Bangladeshi-born American scientist Dr. Shafiqul Islam jointly won the prestigious Prince Sultan Bin Abdulaziz International Prize for Water (PSIPW).
The prize was awarded to the team of Dr Shafiqul Islam (Tufts University, USA) and Dr Rita Colwell (University of Maryland at College Park) for their outstanding performances in developing and testing a model that uses chlorophyll information from satellite data to predict cholera outbreaks at least three to six months in advance, according to the official website of PSIPW.
Dr Rita Colwell is an internationally-acclaimed oceanographer and microbiologist who has spent the bulk of her career studying the V. cholerae bacterium that causes cholera. She and her colleagues have found V. cholerae in oceans around the world, in isolated lakes and rivers untouched by fecal contamination, and even in volcanic springs in Iceland.

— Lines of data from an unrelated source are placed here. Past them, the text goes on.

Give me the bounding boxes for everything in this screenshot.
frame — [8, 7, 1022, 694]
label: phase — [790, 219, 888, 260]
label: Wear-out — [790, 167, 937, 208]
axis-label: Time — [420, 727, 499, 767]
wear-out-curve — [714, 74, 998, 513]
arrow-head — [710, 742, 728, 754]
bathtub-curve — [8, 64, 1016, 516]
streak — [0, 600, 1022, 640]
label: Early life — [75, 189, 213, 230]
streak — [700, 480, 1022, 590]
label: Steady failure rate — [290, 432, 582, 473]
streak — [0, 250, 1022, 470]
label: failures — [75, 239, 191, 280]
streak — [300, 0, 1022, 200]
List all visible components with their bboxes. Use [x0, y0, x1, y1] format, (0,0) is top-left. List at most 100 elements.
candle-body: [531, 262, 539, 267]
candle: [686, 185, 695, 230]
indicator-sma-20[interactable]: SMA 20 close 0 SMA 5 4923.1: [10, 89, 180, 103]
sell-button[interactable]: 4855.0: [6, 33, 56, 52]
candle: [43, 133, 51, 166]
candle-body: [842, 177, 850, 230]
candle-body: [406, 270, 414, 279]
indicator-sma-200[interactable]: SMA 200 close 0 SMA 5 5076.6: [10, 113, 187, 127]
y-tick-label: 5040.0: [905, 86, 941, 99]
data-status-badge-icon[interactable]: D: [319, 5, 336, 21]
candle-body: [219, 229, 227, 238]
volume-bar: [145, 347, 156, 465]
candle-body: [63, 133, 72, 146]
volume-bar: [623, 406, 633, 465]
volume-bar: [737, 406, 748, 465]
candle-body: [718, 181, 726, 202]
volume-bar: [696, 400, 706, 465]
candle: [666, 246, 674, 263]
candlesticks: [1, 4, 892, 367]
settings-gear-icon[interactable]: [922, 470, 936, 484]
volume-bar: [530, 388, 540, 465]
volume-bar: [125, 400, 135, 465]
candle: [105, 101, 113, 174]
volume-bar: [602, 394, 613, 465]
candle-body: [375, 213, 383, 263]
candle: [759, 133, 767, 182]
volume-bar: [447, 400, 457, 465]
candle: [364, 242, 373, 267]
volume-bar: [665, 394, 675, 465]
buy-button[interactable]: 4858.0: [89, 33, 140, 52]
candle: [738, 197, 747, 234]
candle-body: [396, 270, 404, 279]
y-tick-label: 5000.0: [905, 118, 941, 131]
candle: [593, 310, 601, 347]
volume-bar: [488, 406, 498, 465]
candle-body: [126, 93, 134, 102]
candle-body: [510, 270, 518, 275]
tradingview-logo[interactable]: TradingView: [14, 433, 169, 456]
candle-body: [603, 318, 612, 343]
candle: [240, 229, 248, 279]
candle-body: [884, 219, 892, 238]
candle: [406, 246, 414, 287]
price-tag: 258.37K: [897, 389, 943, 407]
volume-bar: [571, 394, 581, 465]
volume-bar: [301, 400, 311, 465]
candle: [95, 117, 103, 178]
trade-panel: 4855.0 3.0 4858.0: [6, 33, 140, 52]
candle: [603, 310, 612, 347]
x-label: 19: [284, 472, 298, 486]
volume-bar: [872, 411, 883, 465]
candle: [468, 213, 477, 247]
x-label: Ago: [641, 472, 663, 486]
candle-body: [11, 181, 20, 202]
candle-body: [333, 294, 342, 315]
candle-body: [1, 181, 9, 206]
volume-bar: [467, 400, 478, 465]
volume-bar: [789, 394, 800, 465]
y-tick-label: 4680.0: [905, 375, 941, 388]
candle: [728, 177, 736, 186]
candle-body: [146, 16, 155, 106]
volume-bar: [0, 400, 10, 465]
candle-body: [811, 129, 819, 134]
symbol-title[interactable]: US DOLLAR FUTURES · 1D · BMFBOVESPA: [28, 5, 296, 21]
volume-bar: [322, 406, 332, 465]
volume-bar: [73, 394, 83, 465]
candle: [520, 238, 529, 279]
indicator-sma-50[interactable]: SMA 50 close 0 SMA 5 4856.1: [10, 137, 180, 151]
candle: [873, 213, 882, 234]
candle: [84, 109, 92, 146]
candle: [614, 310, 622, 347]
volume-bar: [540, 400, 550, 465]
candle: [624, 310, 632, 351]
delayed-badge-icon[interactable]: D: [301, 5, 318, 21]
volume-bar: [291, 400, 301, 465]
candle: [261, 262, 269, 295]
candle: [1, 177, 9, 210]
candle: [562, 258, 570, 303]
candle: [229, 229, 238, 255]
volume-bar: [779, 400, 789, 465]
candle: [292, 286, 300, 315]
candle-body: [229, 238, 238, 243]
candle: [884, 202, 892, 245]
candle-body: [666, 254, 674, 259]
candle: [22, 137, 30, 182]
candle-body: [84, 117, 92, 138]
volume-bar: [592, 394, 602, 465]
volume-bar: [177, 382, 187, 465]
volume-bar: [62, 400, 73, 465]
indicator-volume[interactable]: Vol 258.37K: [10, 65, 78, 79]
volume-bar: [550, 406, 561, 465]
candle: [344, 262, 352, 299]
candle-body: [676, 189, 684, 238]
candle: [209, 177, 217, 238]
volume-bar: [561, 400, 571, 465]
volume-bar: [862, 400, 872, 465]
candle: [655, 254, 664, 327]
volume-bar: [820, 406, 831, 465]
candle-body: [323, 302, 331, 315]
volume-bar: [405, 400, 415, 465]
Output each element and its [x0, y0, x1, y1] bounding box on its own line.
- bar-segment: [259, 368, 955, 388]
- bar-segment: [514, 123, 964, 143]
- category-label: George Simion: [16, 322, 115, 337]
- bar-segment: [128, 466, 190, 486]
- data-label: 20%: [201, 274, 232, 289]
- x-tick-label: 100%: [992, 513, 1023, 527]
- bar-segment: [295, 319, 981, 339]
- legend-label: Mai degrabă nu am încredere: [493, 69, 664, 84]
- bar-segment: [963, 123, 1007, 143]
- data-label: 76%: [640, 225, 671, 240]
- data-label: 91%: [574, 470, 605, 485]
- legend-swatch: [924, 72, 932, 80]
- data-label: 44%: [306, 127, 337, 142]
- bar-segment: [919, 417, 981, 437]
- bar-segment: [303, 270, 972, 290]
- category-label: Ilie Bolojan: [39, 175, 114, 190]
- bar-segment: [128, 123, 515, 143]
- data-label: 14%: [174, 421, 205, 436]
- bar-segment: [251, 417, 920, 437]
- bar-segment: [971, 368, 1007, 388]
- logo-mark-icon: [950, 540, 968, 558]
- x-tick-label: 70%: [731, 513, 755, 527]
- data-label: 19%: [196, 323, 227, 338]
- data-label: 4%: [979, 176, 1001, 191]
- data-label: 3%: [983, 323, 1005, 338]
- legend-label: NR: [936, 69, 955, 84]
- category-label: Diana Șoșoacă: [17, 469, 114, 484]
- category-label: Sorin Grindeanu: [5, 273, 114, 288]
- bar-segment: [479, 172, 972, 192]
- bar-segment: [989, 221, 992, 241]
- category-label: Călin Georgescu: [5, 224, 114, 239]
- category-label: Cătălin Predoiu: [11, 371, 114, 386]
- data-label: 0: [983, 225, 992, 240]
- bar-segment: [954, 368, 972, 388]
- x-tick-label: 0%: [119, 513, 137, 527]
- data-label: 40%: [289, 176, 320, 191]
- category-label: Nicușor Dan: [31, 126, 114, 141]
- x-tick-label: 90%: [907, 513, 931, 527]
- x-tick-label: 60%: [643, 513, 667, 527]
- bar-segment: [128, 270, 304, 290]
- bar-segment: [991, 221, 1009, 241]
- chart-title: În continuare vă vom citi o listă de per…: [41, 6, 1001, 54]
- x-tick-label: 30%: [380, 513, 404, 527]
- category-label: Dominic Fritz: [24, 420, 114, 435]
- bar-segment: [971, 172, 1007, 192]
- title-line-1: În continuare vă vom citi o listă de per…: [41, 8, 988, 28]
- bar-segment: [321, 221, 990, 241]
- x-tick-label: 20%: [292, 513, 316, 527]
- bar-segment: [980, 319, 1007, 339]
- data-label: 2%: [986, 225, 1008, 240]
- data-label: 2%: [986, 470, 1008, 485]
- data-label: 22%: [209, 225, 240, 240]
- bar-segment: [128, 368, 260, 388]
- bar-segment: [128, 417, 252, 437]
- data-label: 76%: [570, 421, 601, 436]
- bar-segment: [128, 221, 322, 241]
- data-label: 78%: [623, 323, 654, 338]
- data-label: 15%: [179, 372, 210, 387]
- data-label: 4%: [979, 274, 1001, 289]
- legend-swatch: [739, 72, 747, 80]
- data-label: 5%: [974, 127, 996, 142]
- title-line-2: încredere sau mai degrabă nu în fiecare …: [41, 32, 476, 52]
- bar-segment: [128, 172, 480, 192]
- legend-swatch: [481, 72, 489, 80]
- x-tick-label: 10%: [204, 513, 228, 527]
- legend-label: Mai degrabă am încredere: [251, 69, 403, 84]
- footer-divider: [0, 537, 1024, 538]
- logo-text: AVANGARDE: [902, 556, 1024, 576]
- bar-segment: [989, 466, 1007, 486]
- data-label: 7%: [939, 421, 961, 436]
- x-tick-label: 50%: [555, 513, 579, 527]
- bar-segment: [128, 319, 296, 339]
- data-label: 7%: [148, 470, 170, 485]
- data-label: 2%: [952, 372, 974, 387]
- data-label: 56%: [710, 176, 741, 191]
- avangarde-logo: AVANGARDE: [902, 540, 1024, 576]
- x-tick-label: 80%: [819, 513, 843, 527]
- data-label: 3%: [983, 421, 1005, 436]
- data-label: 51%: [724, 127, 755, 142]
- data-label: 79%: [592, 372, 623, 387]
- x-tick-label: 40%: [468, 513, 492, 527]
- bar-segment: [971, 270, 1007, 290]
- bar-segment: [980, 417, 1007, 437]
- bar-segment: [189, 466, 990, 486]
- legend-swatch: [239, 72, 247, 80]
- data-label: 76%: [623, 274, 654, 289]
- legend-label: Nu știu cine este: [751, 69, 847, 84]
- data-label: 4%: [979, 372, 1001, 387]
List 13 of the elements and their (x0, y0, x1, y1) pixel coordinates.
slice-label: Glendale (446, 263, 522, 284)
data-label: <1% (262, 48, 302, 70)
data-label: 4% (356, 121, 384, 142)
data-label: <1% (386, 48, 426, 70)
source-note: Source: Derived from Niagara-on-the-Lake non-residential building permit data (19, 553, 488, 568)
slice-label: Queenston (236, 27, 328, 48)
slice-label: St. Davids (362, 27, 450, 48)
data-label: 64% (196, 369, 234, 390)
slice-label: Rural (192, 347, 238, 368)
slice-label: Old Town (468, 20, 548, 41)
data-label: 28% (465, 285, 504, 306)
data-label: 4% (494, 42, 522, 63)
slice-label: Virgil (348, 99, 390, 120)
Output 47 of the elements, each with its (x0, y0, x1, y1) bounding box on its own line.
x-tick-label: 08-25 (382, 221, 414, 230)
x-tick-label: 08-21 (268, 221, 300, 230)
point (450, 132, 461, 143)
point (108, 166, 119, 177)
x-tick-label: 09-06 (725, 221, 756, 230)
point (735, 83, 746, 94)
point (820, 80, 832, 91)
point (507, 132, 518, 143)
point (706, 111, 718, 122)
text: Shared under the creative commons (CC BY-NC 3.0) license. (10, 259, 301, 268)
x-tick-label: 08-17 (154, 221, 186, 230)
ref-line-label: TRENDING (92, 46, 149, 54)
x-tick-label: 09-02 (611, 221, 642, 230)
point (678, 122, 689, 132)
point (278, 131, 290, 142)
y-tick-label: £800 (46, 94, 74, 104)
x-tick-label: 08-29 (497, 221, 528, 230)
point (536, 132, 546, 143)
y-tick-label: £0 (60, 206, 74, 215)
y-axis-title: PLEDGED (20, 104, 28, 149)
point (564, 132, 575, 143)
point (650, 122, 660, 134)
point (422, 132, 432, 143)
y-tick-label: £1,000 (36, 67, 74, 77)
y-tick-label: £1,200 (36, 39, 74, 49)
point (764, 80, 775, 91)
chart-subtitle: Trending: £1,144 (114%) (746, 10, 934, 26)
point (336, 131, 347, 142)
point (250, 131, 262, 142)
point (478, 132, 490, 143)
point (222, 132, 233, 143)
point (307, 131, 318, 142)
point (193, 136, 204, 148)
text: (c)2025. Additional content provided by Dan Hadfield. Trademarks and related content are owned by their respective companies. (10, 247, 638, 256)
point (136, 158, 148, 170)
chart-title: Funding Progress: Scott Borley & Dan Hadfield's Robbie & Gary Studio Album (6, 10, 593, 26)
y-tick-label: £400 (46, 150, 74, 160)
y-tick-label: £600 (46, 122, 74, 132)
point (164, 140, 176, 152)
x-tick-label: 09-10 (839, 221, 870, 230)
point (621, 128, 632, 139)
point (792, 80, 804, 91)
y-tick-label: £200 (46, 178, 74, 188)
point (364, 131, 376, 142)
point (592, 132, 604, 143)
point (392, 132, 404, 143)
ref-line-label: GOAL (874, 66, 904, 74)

Colwell and her team were the first to use remote satellite data to develop a predictive model for cholera outbreaks in East Asia, and she is the first scientist to link global warming with a potential rise in cases of infectious disease.
Dr. Shafiqul Islam has applied Colwell's findings to relate chlorophyll levels and cholera outbreaks in the Bay of Bengal.
Using satellite data from NASA, he developed a satellite-based model to predict potential cholera outbreaks at least three to six months in advance.
The model has been tested with chlorophyll information from satellites over the Bay of Bengal region to predict cholera outbreaks in Bangladesh.
The team is currently working on testing the model with ground-based observations.
The 7th PSIPW Award was announced on October 5 and the Awards giving ceremony will be held at the United Nations headquarters in New York, NY on 2 November 2016.